Le concept était simple : Les Misérables, dans sa première production entièrement québécoise de l'adaptation du roman de Victor Hugo, allait présenter sa première médias le 14 juillet, jour de la fête des Français. Qui tombait (juste) le lendemain de la fin du Festival d'été : les caméras étaient libres.

Lundi donc, 18 jours après le début des représentations, grande première où, en théorie, «tout le monde» va... à condition de croire que c'est une bonne idée de s'y faire voir : d'instinct, les vedettes, politiques ou autres, fuient les non-événements. Bon... Si la qualité des personnalités d'un «tapis rouge» est une quelconque indication de celle de l'oeuvre où ce tapis mène, Les Misérables frappe aux portes de l'Histoire. Quand a-t-on vu, réunis dans une même salle de spectacle, le premier ministre et deux de ses ministres, le chef de l'opposition, la chef de l'autre parti, le lieutenant-gouverneur et le maire de la ville? Jamais.

Personne de cette assemblée de prestige - comme de sa contrepartie artistique des Plamondon, Lavoie, Rivard, Dominique Michel et Véronique Cloutier - n'est sorti du Capitole les bras ballants ou décontenancé : ils venaient juste d'assister à un spectacle d'une indéniable qualité.

Qualité scénographique d'abord. Le metteur en scène, Frédéric Dubois, livre ici une version savamment épurée d'un classique (38 000 représentations depuis 1985) souvent applaudi pour ses déploiements scéniques. Ainsi, en 1992, la version montréalaise des Miz avait utilisé la scène tournante du dispositif new-yorkais.
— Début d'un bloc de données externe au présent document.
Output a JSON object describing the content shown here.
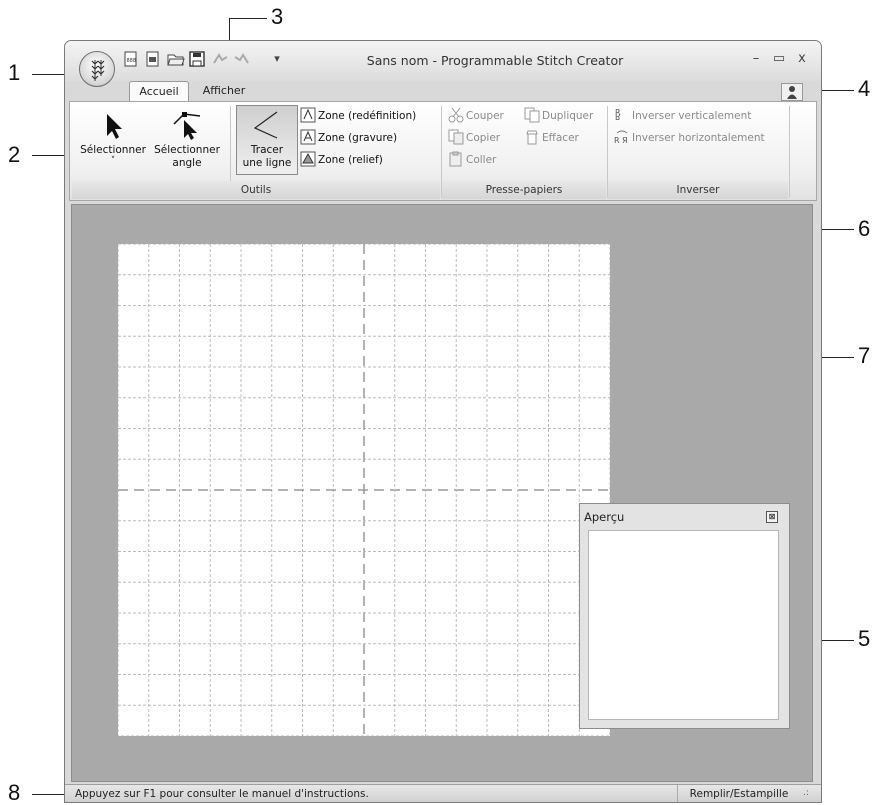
{
  "window": {
    "title": "Sans nom - Programmable Stitch Creator",
    "minimize_glyph": "–",
    "maximize_glyph": "▭",
    "close_glyph": "x"
  },
  "quick_access": [
    "new-icon",
    "new-template-icon",
    "open-icon",
    "save-icon",
    "undo-icon",
    "redo-icon"
  ],
  "quick_access_menu_glyph": "▾",
  "tabs": [
    {
      "label": "Accueil",
      "selected": true
    },
    {
      "label": "Afficher",
      "selected": false
    }
  ],
  "ribbon": {
    "groups": {
      "outils": "Outils",
      "presse_papiers": "Presse-papiers",
      "inverser": "Inverser"
    },
    "select_label": "Sélectionner",
    "select_arrow": "˅",
    "select_angle_label_1": "Sélectionner",
    "select_angle_label_2": "angle",
    "draw_line_label_1": "Tracer",
    "draw_line_label_2": "une ligne",
    "zone_redefinition": "Zone (redéfinition)",
    "zone_gravure": "Zone (gravure)",
    "zone_relief": "Zone (relief)",
    "couper": "Couper",
    "dupliquer": "Dupliquer",
    "copier": "Copier",
    "effacer": "Effacer",
    "coller": "Coller",
    "inverser_vert": "Inverser verticalement",
    "inverser_horiz": "Inverser horizontalement"
  },
  "preview": {
    "title": "Aperçu",
    "close_glyph": "⊠"
  },
  "statusbar": {
    "help_text": "Appuyez sur F1 pour consulter le manuel d'instructions.",
    "mode": "Remplir/Estampille",
    "grip": ".:"
  },
  "callouts": [
    "1",
    "2",
    "3",
    "4",
    "5",
    "6",
    "7",
    "8"
  ],
  "colors": {
    "workspace": "#a9a9a9",
    "grid_background": "#ffffff",
    "grid_line": "#bdbdbd"
  }
}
Au Capitole, derrière les barricades, le seul mouvement est celui des combats qui se termineront, funeste decrescendo, par ces morts en rang, malheureux acteurs d'un soulèvement où «le peuple n'est pas venu». «Les Miz, pour moi, c'est d'abord la révolution», nous a dit Jean Charest, féru d'histoire.

Qualité musicale ensuite, qu'incarne au tout premier chef Gino Quilico qui pourrait tenir ces Misérables à lui seul - le baryton montréalais illumine littéralement la scène du Capitole - s'il n'était entouré de tant de talent. On avait déjà une idée de celui de Geneviève Charest, émouvante Fantine; on découvre ici l'heureux potentiel de Sophie Tremblay, une Éponine à la voix si pure qu'on dirait Céline Dion sans les tics.

À souligner : le travail de Claude Soucy, la directrice vocale et musicale, qui a aidé de jeunes acteurs à se «laisser chanter» - en Marius, Carl Poliquin porte de belles promesses - tout en amenant ce collectif d'une trentaine de voix à un impressionnant degré de précision chorale. Par contre, on constate que le chemin est abrupt pour Alexandre de Grandpré dont le Javert ne fait pas le poids dans le face-à-face avec Valjean, ressort dramatique central des Misérables.

Malgré cette réserve, on ne saurait s'étonner de la qualité théâtrale de cette production de 2 h 40 (plus entracte) qui, ne nous le cachons pas, demande un effort au spectateur : les hits sont peu nombreux mais méritent la patience que commande la structure de l'oeuvre. Théâtre chanté, donc, mis en scène ici par un talent qu'a reconnu le Conseil des arts du Canada en décernant en mars à Frédéric Dubois le prix John-Hirsch (il l'a reçu lundi) pour l'originalité de sa vision. Fred Dubois, c'est clair, a fini d'«émerger» : maintenant, il vole. Et haut.

On savait depuis le début que la production du Capitole allait marquer bien des séjours à Québec; on a maintenant la certitude que Les Misérables constitue à lui seul une raison suffisante pour y aller.